Next month, Andrea Robinson from Aughnacloy in Co. Tyrone will be marking a year to the day of an almost tragic incident on the family farm involving her son Ben, aged 6.

It was 29 May 2019 and the family of four had just returned from holiday in London.  Dad Derek is a farmer and sons Ben and Harvey love nothing more than helping their Dad on the farm.  On that day Derek was getting the pump into the slurry tank and Ben was in the yard.

Andrea recalls being in the kitchen and looking out the back window, “The panic just rose in me as I saw my husband Derek carrying Ben, limp and bleeding up the garden. He had a gash on his head and a lot of blood.  I thought he had been hit by the tractor and so I called 999 before they reached the house.”

Very quickly Derek realised that Ben was not breathing.  Derek said, “It was every parent’s worst nightmare but having the support from the 999 call-taker was brilliant.  They stayed on the line with us giving CPR advice.  It was 1 minute 45 seconds before Ben came around – the longest time of my life.  I know the outcome could have been so different.”

Whilst Ben had regained consciousness, he still had a gash on his head and the family had no knowledge of how the slurry may have affected their son.

Andrea went outside to get some air and remembers the sound of the Air Ambulance NI helicopter arriving.  “It was so surreal.  Thankfully my Dad was there too, and he was able to flag the helicopter into our yard.”

The Helicopter Emergency Medical Service (HEMS) team was Dr Rory Maguire and Paramedic Emma Boylan who assessed the scene and patient. They were able to check Ben’s vitals, treat his wound and were then content for Ben to go to the local Craigavon Area Hospital.
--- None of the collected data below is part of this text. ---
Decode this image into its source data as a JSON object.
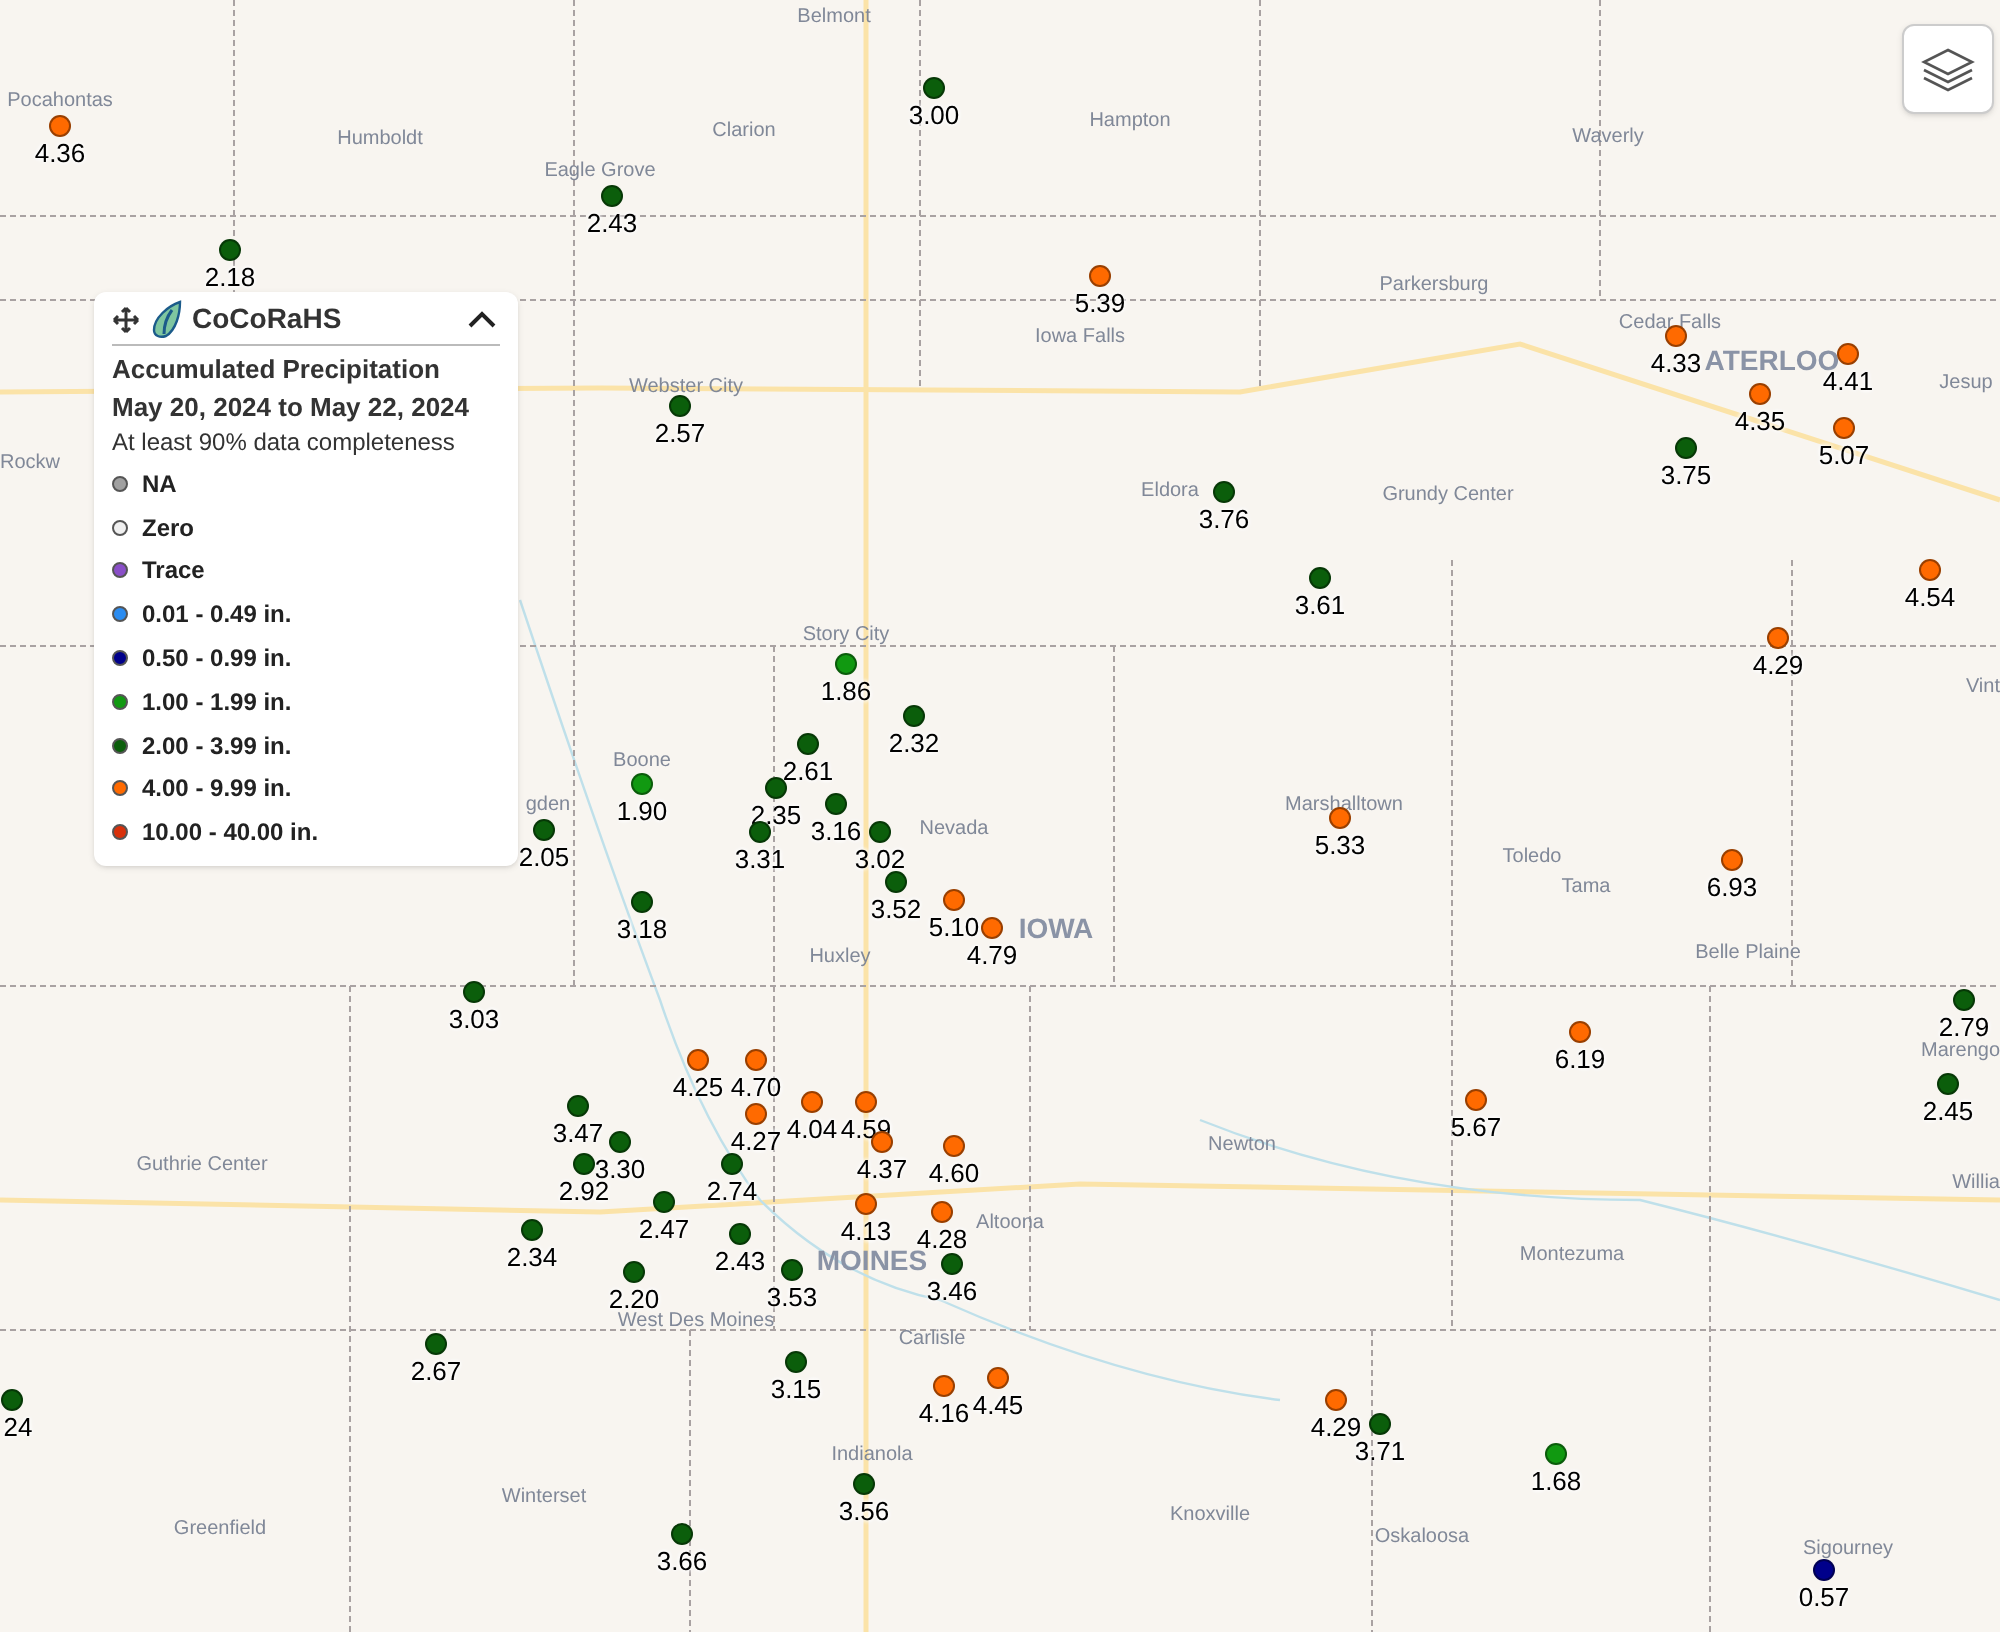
{
  "legend": {
    "brand": "CoCoRaHS",
    "expanded": true,
    "title": "Accumulated Precipitation",
    "dates": "May 20, 2024 to May 22, 2024",
    "note": "At least 90% data completeness",
    "items": [
      {
        "label": "NA",
        "color": "#a0a0a0"
      },
      {
        "label": "Zero",
        "color": "#f0f0f0"
      },
      {
        "label": "Trace",
        "color": "#8a4fc8"
      },
      {
        "label": "0.01 - 0.49 in.",
        "color": "#2b8cf0"
      },
      {
        "label": "0.50 - 0.99 in.",
        "color": "#00008b"
      },
      {
        "label": "1.00 - 1.99 in.",
        "color": "#119911"
      },
      {
        "label": "2.00 - 3.99 in.",
        "color": "#0b5e0b"
      },
      {
        "label": "4.00 - 9.99 in.",
        "color": "#ff6a00"
      },
      {
        "label": "10.00 - 40.00 in.",
        "color": "#d8300a"
      }
    ]
  },
  "towns": [
    {
      "name": "Belmont",
      "kind": "town"
    },
    {
      "name": "Pocahontas",
      "kind": "town"
    },
    {
      "name": "Humboldt",
      "kind": "town"
    },
    {
      "name": "Clarion",
      "kind": "town"
    },
    {
      "name": "Hampton",
      "kind": "town"
    },
    {
      "name": "Waverly",
      "kind": "town"
    },
    {
      "name": "Eagle Grove",
      "kind": "town"
    },
    {
      "name": "Parkersburg",
      "kind": "town"
    },
    {
      "name": "Iowa Falls",
      "kind": "town"
    },
    {
      "name": "Cedar Falls",
      "kind": "town"
    },
    {
      "name": "ATERLOO",
      "kind": "city"
    },
    {
      "name": "Webster City",
      "kind": "town"
    },
    {
      "name": "Jesup",
      "kind": "town"
    },
    {
      "name": "Rockw",
      "kind": "town"
    },
    {
      "name": "Eldora",
      "kind": "town"
    },
    {
      "name": "Grundy Center",
      "kind": "town"
    },
    {
      "name": "Story City",
      "kind": "town"
    },
    {
      "name": "Vint",
      "kind": "town"
    },
    {
      "name": "Boone",
      "kind": "town"
    },
    {
      "name": "gden",
      "kind": "town"
    },
    {
      "name": "Nevada",
      "kind": "town"
    },
    {
      "name": "Marshalltown",
      "kind": "town"
    },
    {
      "name": "Toledo",
      "kind": "town"
    },
    {
      "name": "Tama",
      "kind": "town"
    },
    {
      "name": "IOWA",
      "kind": "city"
    },
    {
      "name": "Huxley",
      "kind": "town"
    },
    {
      "name": "Belle Plaine",
      "kind": "town"
    },
    {
      "name": "Marengo",
      "kind": "town"
    },
    {
      "name": "Guthrie Center",
      "kind": "town"
    },
    {
      "name": "Newton",
      "kind": "town"
    },
    {
      "name": "Willia",
      "kind": "town"
    },
    {
      "name": "Altoona",
      "kind": "town"
    },
    {
      "name": "MOINES",
      "kind": "city"
    },
    {
      "name": "Montezuma",
      "kind": "town"
    },
    {
      "name": "West Des Moines",
      "kind": "town"
    },
    {
      "name": "Carlisle",
      "kind": "town"
    },
    {
      "name": "Indianola",
      "kind": "town"
    },
    {
      "name": "Winterset",
      "kind": "town"
    },
    {
      "name": "Greenfield",
      "kind": "town"
    },
    {
      "name": "Knoxville",
      "kind": "town"
    },
    {
      "name": "Oskaloosa",
      "kind": "town"
    },
    {
      "name": "Sigourney",
      "kind": "town"
    }
  ],
  "stations": [
    {
      "value": "3.00",
      "color": "#0b5e0b"
    },
    {
      "value": "4.36",
      "color": "#ff6a00"
    },
    {
      "value": "2.43",
      "color": "#0b5e0b"
    },
    {
      "value": "2.18",
      "color": "#0b5e0b"
    },
    {
      "value": "5.39",
      "color": "#ff6a00"
    },
    {
      "value": "4.33",
      "color": "#ff6a00"
    },
    {
      "value": "4.41",
      "color": "#ff6a00"
    },
    {
      "value": "2.57",
      "color": "#0b5e0b"
    },
    {
      "value": "4.35",
      "color": "#ff6a00"
    },
    {
      "value": "3.75",
      "color": "#0b5e0b"
    },
    {
      "value": "5.07",
      "color": "#ff6a00"
    },
    {
      "value": "3.76",
      "color": "#0b5e0b"
    },
    {
      "value": "3.61",
      "color": "#0b5e0b"
    },
    {
      "value": "4.54",
      "color": "#ff6a00"
    },
    {
      "value": "4.29",
      "color": "#ff6a00"
    },
    {
      "value": "1.86",
      "color": "#119911"
    },
    {
      "value": "2.32",
      "color": "#0b5e0b"
    },
    {
      "value": "2.61",
      "color": "#0b5e0b"
    },
    {
      "value": "1.90",
      "color": "#119911"
    },
    {
      "value": "2.35",
      "color": "#0b5e0b"
    },
    {
      "value": "2.05",
      "color": "#0b5e0b"
    },
    {
      "value": "3.31",
      "color": "#0b5e0b"
    },
    {
      "value": "3.16",
      "color": "#0b5e0b"
    },
    {
      "value": "3.02",
      "color": "#0b5e0b"
    },
    {
      "value": "5.33",
      "color": "#ff6a00"
    },
    {
      "value": "6.93",
      "color": "#ff6a00"
    },
    {
      "value": "3.52",
      "color": "#0b5e0b"
    },
    {
      "value": "3.18",
      "color": "#0b5e0b"
    },
    {
      "value": "5.10",
      "color": "#ff6a00"
    },
    {
      "value": "4.79",
      "color": "#ff6a00"
    },
    {
      "value": "3.03",
      "color": "#0b5e0b"
    },
    {
      "value": "2.79",
      "color": "#0b5e0b"
    },
    {
      "value": "6.19",
      "color": "#ff6a00"
    },
    {
      "value": "4.25",
      "color": "#ff6a00"
    },
    {
      "value": "4.70",
      "color": "#ff6a00"
    },
    {
      "value": "3.47",
      "color": "#0b5e0b"
    },
    {
      "value": "4.27",
      "color": "#ff6a00"
    },
    {
      "value": "4.04",
      "color": "#ff6a00"
    },
    {
      "value": "4.59",
      "color": "#ff6a00"
    },
    {
      "value": "5.67",
      "color": "#ff6a00"
    },
    {
      "value": "2.45",
      "color": "#0b5e0b"
    },
    {
      "value": "3.30",
      "color": "#0b5e0b"
    },
    {
      "value": "4.37",
      "color": "#ff6a00"
    },
    {
      "value": "4.60",
      "color": "#ff6a00"
    },
    {
      "value": "2.92",
      "color": "#0b5e0b"
    },
    {
      "value": "2.74",
      "color": "#0b5e0b"
    },
    {
      "value": "2.47",
      "color": "#0b5e0b"
    },
    {
      "value": "4.13",
      "color": "#ff6a00"
    },
    {
      "value": "4.28",
      "color": "#ff6a00"
    },
    {
      "value": "2.34",
      "color": "#0b5e0b"
    },
    {
      "value": "2.43",
      "color": "#0b5e0b"
    },
    {
      "value": "2.20",
      "color": "#0b5e0b"
    },
    {
      "value": "3.53",
      "color": "#0b5e0b"
    },
    {
      "value": "3.46",
      "color": "#0b5e0b"
    },
    {
      "value": "2.67",
      "color": "#0b5e0b"
    },
    {
      "value": "3.15",
      "color": "#0b5e0b"
    },
    {
      "value": "4.16",
      "color": "#ff6a00"
    },
    {
      "value": "4.45",
      "color": "#ff6a00"
    },
    {
      "value": "24",
      "color": "#0b5e0b"
    },
    {
      "value": "4.29",
      "color": "#ff6a00"
    },
    {
      "value": "3.71",
      "color": "#0b5e0b"
    },
    {
      "value": "1.68",
      "color": "#119911"
    },
    {
      "value": "3.56",
      "color": "#0b5e0b"
    },
    {
      "value": "3.66",
      "color": "#0b5e0b"
    },
    {
      "value": "0.57",
      "color": "#00008b"
    }
  ]
}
Andrea said, “The air ambulance team arrived so quickly and were calm and professional.  I was pretty hysterical that day but they took control of the scene and it was reassuring.   Thankfully Ben has made a 100% recovery and still loves helping his Dad on the farm.  I am so glad that both of my sons are able to grow up together.  As a community we are lucky to have the Air Ambulance service and I hope to be able to do my bit and hold a coffee morning when the time is right.  I would encourage everyone to do what they can to support as you never know who could need it next.”